Medical Form

The information you provide to VOPO in this form will be held in the strictest confidence, and will be used only to the extent necessary to provide necessary emergency medical care and/or evaluate fitness for travel.

Who should complete this form?

All Expedition and Inhabit Project participants must complete sections ‘A’, “B”, and “C”’. If you have indicated that you have a pre-existing medical condition you are required to complete section ‘D’ also. The more information VOPO has, the more we may assist in the unlikely event of an emergency or provide other medical assistance. Please note VOPO will assess the information contained in this form, and reserve the right to ask for a physician assessment for any participants.

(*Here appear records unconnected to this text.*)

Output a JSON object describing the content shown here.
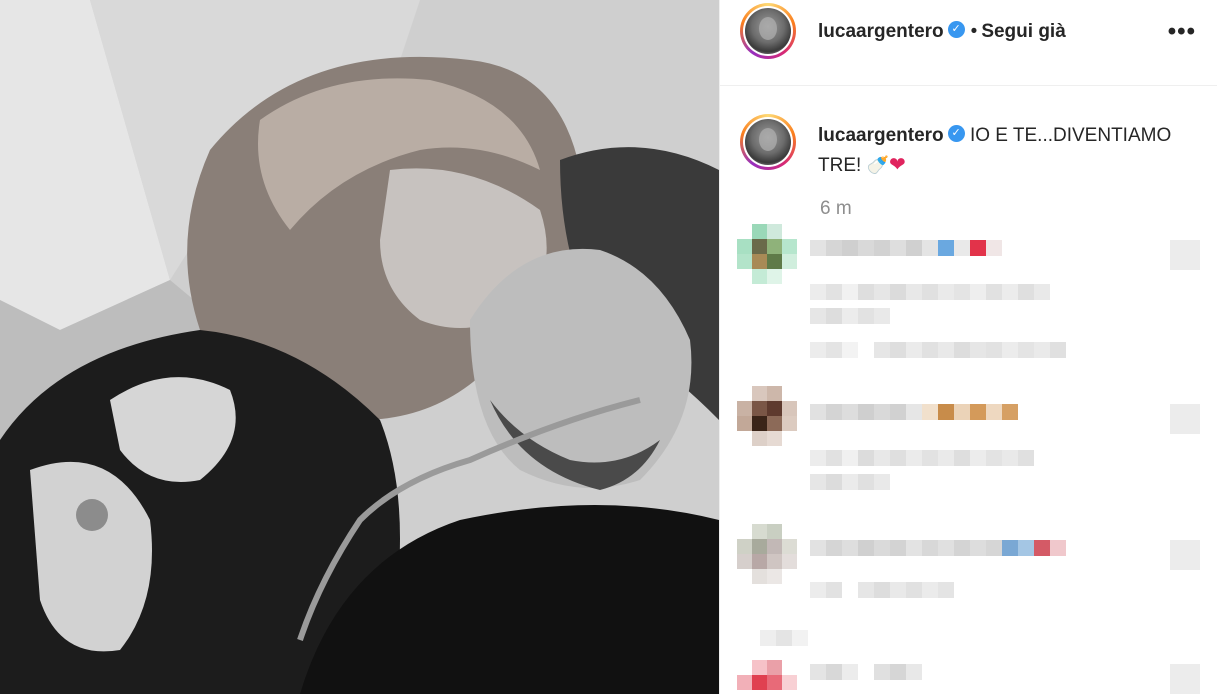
{
  "post": {
    "image_alt": "Black and white photo of a couple on a sofa; the man listens through a stethoscope.",
    "header": {
      "username": "lucaargentero",
      "verified_icon": "verified-badge-icon",
      "separator": "•",
      "follow_label": "Segui già",
      "more_icon": "more-options-icon",
      "more_label": "•••"
    },
    "caption": {
      "username": "lucaargentero",
      "text": "IO E TE...DIVENTIAMO TRE!",
      "emojis": [
        "🍼",
        "❤"
      ],
      "time": "6 m"
    },
    "comments": [
      {
        "id": 1,
        "censored": true
      },
      {
        "id": 2,
        "censored": true
      },
      {
        "id": 3,
        "censored": true
      },
      {
        "id": 4,
        "censored": true
      }
    ],
    "colors": {
      "accent_verified": "#3897f0",
      "text": "#262626",
      "muted": "#8e8e8e",
      "heart": "#e0245e"
    }
  }
}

Why do I need to complete this form?

Our expeditions take you to remote areas where limited or no sophisticated medical facilities exist. A medical emergency situation is unlikely; however, should it arise we are armed with the necessary information to help you. You must provide complete, accurate, and up-to-date information on this form in order to allow VOPO Expeditions to safely accommodate you. 

If there are any changes to your physical/medical condition or otherwise to your responses below after your submission of the form to VOPO, you must notify VOPO immediately of that change. 

How do I complete this form?

It is very important for your own health and safety that you complete all questions fully and truthfully. In the event of a medical emergency, the information you have provided could be crucial. All participants must complete, and return sections ‘A’, ‘B’, ‘C’ If participants answer yes to any question in section ‘B’, then proceed to section ‘D’. Part 1 of section ‘D’ must be completed by yourself, and Part 2 given to your medical practitioner to complete on your behalf. 

Section A - General Information
Type, Location, Date
Name *
Name
Section B - Medical Information
1. During the last 5 years, have you suffered any significant illness, been hospitalized or required regular care by a doctor?  *
2. Have you ever had any of the following:
a) Tuberculosis, chronic bronchitis, emphysema or any other lung problems? *
b) Asthma effects my everyday activities and/or I use medication or an inhaler regularly *
c) High blood pressure, heart or respiratory problems, or rheumatic fever? *
d) Gout or arthritis or any back, leg or foot problems? *
e) Gastric or duodenal ulcer, colitis or intestinal trouble? *
f) Epilepsy or fits of any kind? *
g) Kidney or bladder disease? *
h) Diabetes, cancer or tumour of any kind? *
3. Do you have any physical limitations, handicaps or prosthesis? Do you have difficulty walking or use a device for mobility assistance such as crutches, cane or wheelchair? *
4. Do you take medication or drugs related to a pre-existing medical condition? *
5. Do you have any allergies, or reactions to any medication or drugs? *
6. Are you pregnant? *
7. Are you affected by any other pre-existing medical conditions not listed above? *
Section C - Details
Date of Birth *
Date of Birth
No sophisticated medical facilities may not be available on our other itinerary or locations to which VOPO travels. Although our Expedition Leaders will carry a limited first aid kit and equipment, we ask you to complete this confidential medical report so that all due care may be provided. Expedition travel is intended for persons in reasonably good health and with full mobility. Participants who are not fit for this expeditions for any reason, including mobility issues, disability, heart or other health condition are advised not to join the tour, which would entail an unreasonable risk to your health and to the enjoyment of all those aboard. I attest I am in good general health, and capable of performing normal activities on this expedition. I further attest that I am capable of caring for myself during the expedition, and that I will not impede the progress of the expedition or the enjoyment of others aboard. I understand that this expedition will take me far from the nearest medical facility and that all expedition members must be self- sufficient. With that understanding, I certify that I have not been recently treated for, nor am I aware of, any physical or other condition or disability that would create a hazard to myself or other members of the expedition. I agree that should there be any change to the information I have given herein or to my physical or medical condition that I will notify VOPO and, if requested, provide an up- to-date version of this completed form. I agree that any failure to provide full and complete medical information to VOPO may result in the cancellation of my booking without further compensation payable to me for any loss.
I declare the answers to the above questions are true and complete. I agree to this information being made available to VOPO.